En Europe, UBS a accepté de racheter Crédit Suisse, suite à sa faillite pour trois milliards de francs suisses (3,04 milliards d’euros) , selon le Financial Times. La banque qui compte parmi les 30 plus importantes banques du monde a été rachetée afin d’éviter un impact systémique, la Banque nationale suisse (BNS), ayant accepté de débloquer des liquidités pour 100 milliards de dollars en faveur de Crédit Suisse dans le cadre de l’accord.
Mais après les USA et la Suisse , entre le 24-25 mars 2023, les banques la zone euro ont été touchées avec les difficultés de la Deutsche Bank qui, le 24 mars 2023, a perdu en clôture -8,5% de sa valeur entraînant dans sa chute à Paris, Société Générale, qui a perdu 6,13% et BNP Paribas 5,27%.

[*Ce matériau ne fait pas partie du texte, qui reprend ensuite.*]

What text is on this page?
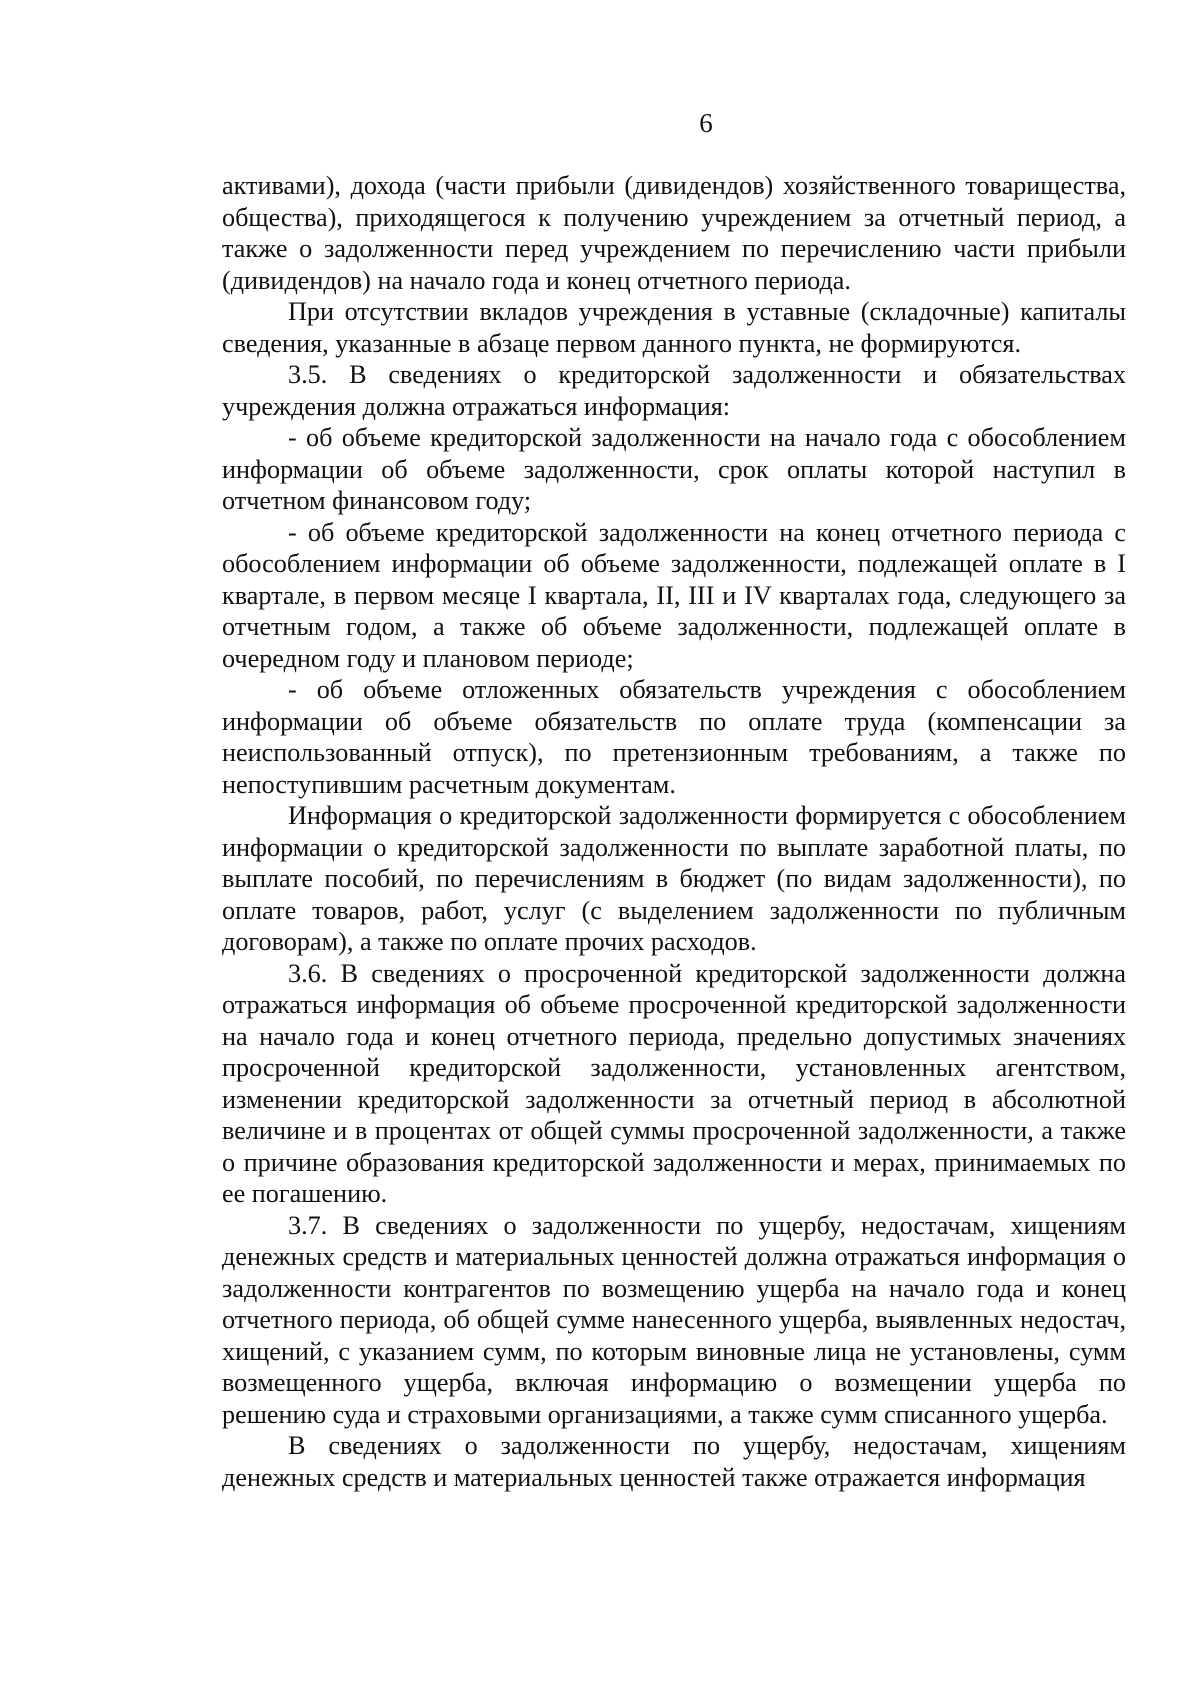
6

активами), дохода (части прибыли (дивидендов) хозяйственного товарищества, общества), приходящегося к получению учреждением за отчетный период, а также о задолженности перед учреждением по перечислению части прибыли (дивидендов) на начало года и конец отчетного периода.

При отсутствии вкладов учреждения в уставные (складочные) капиталы сведения, указанные в абзаце первом данного пункта, не формируются.

3.5. В сведениях о кредиторской задолженности и обязательствах учреждения должна отражаться информация:

- об объеме кредиторской задолженности на начало года с обособлением информации об объеме задолженности, срок оплаты которой наступил в отчетном финансовом году;

- об объеме кредиторской задолженности на конец отчетного периода с обособлением информации об объеме задолженности, подлежащей оплате в I квартале, в первом месяце I квартала, II, III и IV кварталах года, следующего за отчетным годом, а также об объеме задолженности, подлежащей оплате в очередном году и плановом периоде;

- об объеме отложенных обязательств учреждения с обособлением информации об объеме обязательств по оплате труда (компенсации за неиспользованный отпуск), по претензионным требованиям, а также по непоступившим расчетным документам.

Информация о кредиторской задолженности формируется с обособлением информации о кредиторской задолженности по выплате заработной платы, по выплате пособий, по перечислениям в бюджет (по видам задолженности), по оплате товаров, работ, услуг (с выделением задолженности по публичным договорам), а также по оплате прочих расходов.

3.6. В сведениях о просроченной кредиторской задолженности должна отражаться информация об объеме просроченной кредиторской задолженности на начало года и конец отчетного периода, предельно допустимых значениях просроченной кредиторской задолженности, установленных агентством, изменении кредиторской задолженности за отчетный период в абсолютной величине и в процентах от общей суммы просроченной задолженности, а также о причине образования кредиторской задолженности и мерах, принимаемых по ее погашению.

3.7. В сведениях о задолженности по ущербу, недостачам, хищениям денежных средств и материальных ценностей должна отражаться информация о задолженности контрагентов по возмещению ущерба на начало года и конец отчетного периода, об общей сумме нанесенного ущерба, выявленных недостач, хищений, с указанием сумм, по которым виновные лица не установлены, сумм возмещенного ущерба, включая информацию о возмещении ущерба по решению суда и страховыми организациями, а также сумм списанного ущерба.

В сведениях о задолженности по ущербу, недостачам, хищениям денежных средств и материальных ценностей также отражается информация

Et, fin mars 2023, un nouveau scandale financier a éclaté et a touché cinq établissements bancaires français : Société Générale, BNP Paribas, Natixis, HSBC et Exane, une filière de la BNP Paribas spécialiste des investissements financiers.
Ces banques ont utilisé la technique du CumCum, où la banque peut recevoir, en échange d’une commission sur les dividendes restitués à l’actionnaire étranger pour lui avoir évité une taxation allant de 15,2 % à 30 % selon le pays de résidence du propriétaire des titres favorisant la fraude fiscale dans la mesure où un actionnaire étranger d’une société coté par exemple en France transfère temporairement, les jours précédents et les suivant les titres qu’il détient à un établissement bancaire dans le but d’éluder le paiement de la retenue à la source appliquée sur le paiement des dividendes. Mais la technique du CumCum peut se décliner dans d’autres versions, où les actionnaires des titres d’entreprises cotées peuvent passer par des sociétés écrans pour transférer leurs actions dans des pays qui bénéficient d’une exonération fiscale. Pour détecter cette fraude, estimée provisoirement à plus de 150 milliards d’euros dont 30 milliards en France , le Parquet national financier (PNF) en France a mobilisé pas moins de 150 enquêteurs du service d’enquêtes judiciaires des finances (SEJF), 16 magistrats français et 6 procureurs allemands.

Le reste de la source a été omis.